I am merging some dictionaries that come from a computation and I want to ensure that they are disjoint.

A quick way of doing it is mergewith, eg

D1 = Dict(:a => 1, :b => 2)
D2 = Dict(:a => 4, :c => 3)
mergewith((v...) -> error("multiple values $v for some key"), D1, D2)

but that has the disadvantage that I cannot report the offending key to the user.

I am just curious if there is a way to do this with built-in functions that I missed.

(of course coding this is trivial)
function merge_disjoint(dict1::AbstractDict{K1,V1},
                        dict2::AbstractDict{K2,V2}) where {K1,V1,K2,V2}
    K = promote_type(K1, K2)
    V = promote_type(V1, V2)
    result = Dict{K,V}(dict1)
    for (k, v) in pairs(dict2)
        if haskey(result, k)
            throw(ArgumentError("key $k present in multiple dictionaries, cannot merge"))
        else
            result[k] = v
        end
    end
    result
end
1 Like
mergewith((v...) -> error("duplicated keys $(intersect(keys(D1), keys(D2)))"), D1, D2)
6 Likes

Another route:

using StatsBase

D1 = Dict(:a => 1, :b => 2)
D2 = Dict(:a => 4, :c => 3)

keys(filter(>(1)∘last,addcounts!(countmap(keys(D1)), keys(D2))))

giving:

KeySet for a Dict{Symbol, Int64} with 1 entry. Keys:
  a:

(without the initial keys(...) the amount of repetition can also be obtained)

If there are more dictionaries, then a foldl with addcounts! and an init kwarg set to countmap should be possible.

Note, this method doesn’t short-circuit, so if that is necessary the other methods can work.

UPDATE: Another method which does short-circuit:

let k::keytype(D1), s = Set{keytype(D1)}(), i=0
    for outer k in Iterators.flatten([keys(D1), keys(D2)])
        i += 1
        k in s && break
        push!(s, k)
    end
    i == length(s) ? nothing : k
end

This method tries to be resource efficient, and can work for any number of dictionaries by changing the argument of flatten appropriate. The let’s value is nothing if no repetition or the first repeating element if there is one.

ADDENDUM: This isn’t exactly the OP’s request, as the dictionaries are not merged. So, oops, sorry, but still an interesting problem.
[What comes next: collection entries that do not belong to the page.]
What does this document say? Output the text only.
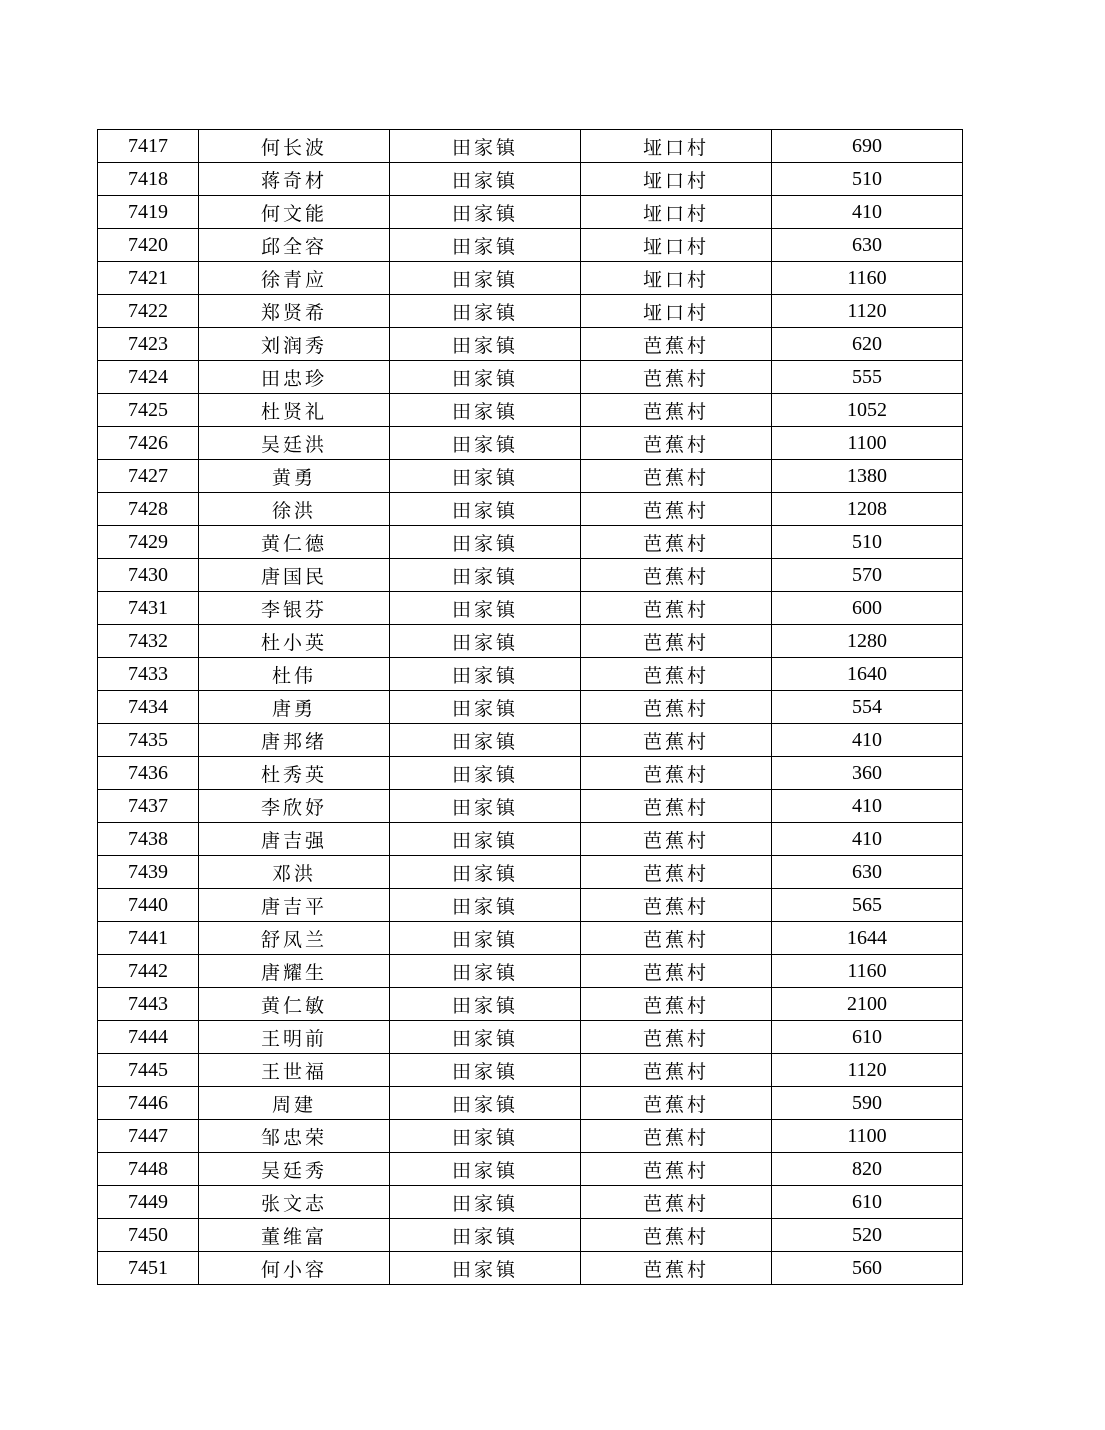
7417	何长波	田家镇	垭口村	690
7418	蒋奇材	田家镇	垭口村	510
7419	何文能	田家镇	垭口村	410
7420	邱全容	田家镇	垭口村	630
7421	徐青应	田家镇	垭口村	1160
7422	郑贤希	田家镇	垭口村	1120
7423	刘润秀	田家镇	芭蕉村	620
7424	田忠珍	田家镇	芭蕉村	555
7425	杜贤礼	田家镇	芭蕉村	1052
7426	吴廷洪	田家镇	芭蕉村	1100
7427	黄勇	田家镇	芭蕉村	1380
7428	徐洪	田家镇	芭蕉村	1208
7429	黄仁德	田家镇	芭蕉村	510
7430	唐国民	田家镇	芭蕉村	570
7431	李银芬	田家镇	芭蕉村	600
7432	杜小英	田家镇	芭蕉村	1280
7433	杜伟	田家镇	芭蕉村	1640
7434	唐勇	田家镇	芭蕉村	554
7435	唐邦绪	田家镇	芭蕉村	410
7436	杜秀英	田家镇	芭蕉村	360
7437	李欣妤	田家镇	芭蕉村	410
7438	唐吉强	田家镇	芭蕉村	410
7439	邓洪	田家镇	芭蕉村	630
7440	唐吉平	田家镇	芭蕉村	565
7441	舒凤兰	田家镇	芭蕉村	1644
7442	唐耀生	田家镇	芭蕉村	1160
7443	黄仁敏	田家镇	芭蕉村	2100
7444	王明前	田家镇	芭蕉村	610
7445	王世福	田家镇	芭蕉村	1120
7446	周建	田家镇	芭蕉村	590
7447	邹忠荣	田家镇	芭蕉村	1100
7448	吴廷秀	田家镇	芭蕉村	820
7449	张文志	田家镇	芭蕉村	610
7450	董维富	田家镇	芭蕉村	520
7451	何小容	田家镇	芭蕉村	560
POST ADDENDUM: To fix the issue in the Addendum, here is a method which returns the desired dictionary but also is resource efficient (at this point benchmarking should be done):

let s = false, r = Dict{keytype(D1), valtype(D1)}()
    for e in Iterators.flatten([D1,D2])
        mergewith!((v...)->(s = true; last(v)), r, Base.ImmutableDict(e))
        s && error("duplicate key $e")
    end
    r
end